Same architecture, but different training progress

These two networks have the same structure, the last layer of resnet34 has been modified to output 3 values. For Network1, I split the network into 3 groups in order to do other operations later, but the architecture itself is identical.

class Network1(nn.Module):
	def __init__(self):
		super(Network1, self).__init__()
		pretrained_model = resnet34(pretrained = True)

		self.group1 = nn.Sequential(*list(pretrained_model.children())[0:6])
		self.group2 = nn.Sequential(*list(pretrained_model.children())[6:8])
		self.group3 = nn.Sequential(
			nn.AdaptiveAvgPool2d(1),
			Flatten(),
			nn.Linear(512, 3)
		)
        
	def forward(self, image):
		out = self.group3(self.group2(self.group1(image)))
		return out
        
class Network2(nn.Module):
	def __init__(self):
		super(Network2, self).__init__()
		pretrained_model = resnet34(pretrained = True)

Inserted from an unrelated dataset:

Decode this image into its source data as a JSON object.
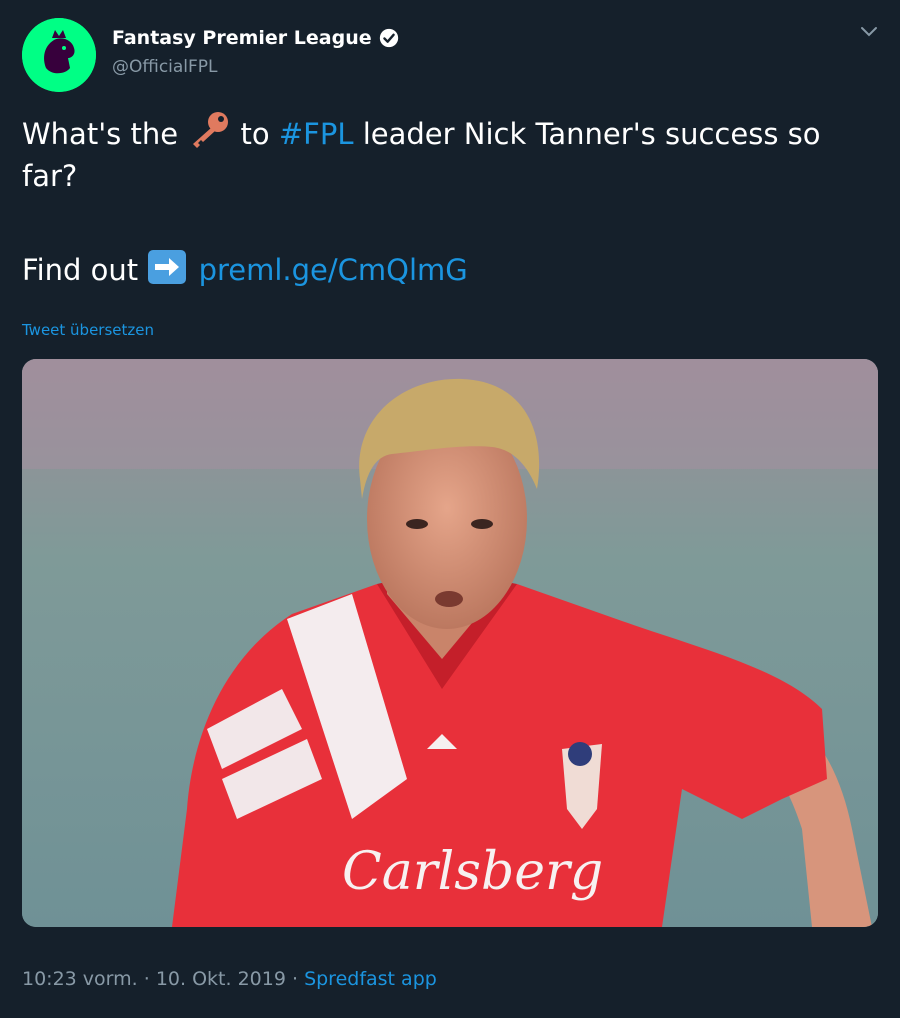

		self.group3 = nn.Sequential(
			*list(pretrained_model.children())[0:8],
			nn.AdaptiveAvgPool2d(1),
			Flatten(),
			nn.Linear(512, 3)
		)


	def forward(self, image):
		out = self.group3(image)
		return out

Therefore, I expected these two networks to train at a similar pace when trained, but oddly Network2 trains much faster than Network1.

The network outputs same values when I fed in a random noise, therefore I think there are problems with the training process. Any ideas?

The models should be identical and you’ve already tested for the same outputs, so I think the code is fine.
How often did you perform your experiments? Could it be the difference in the training was just randomly better or one model?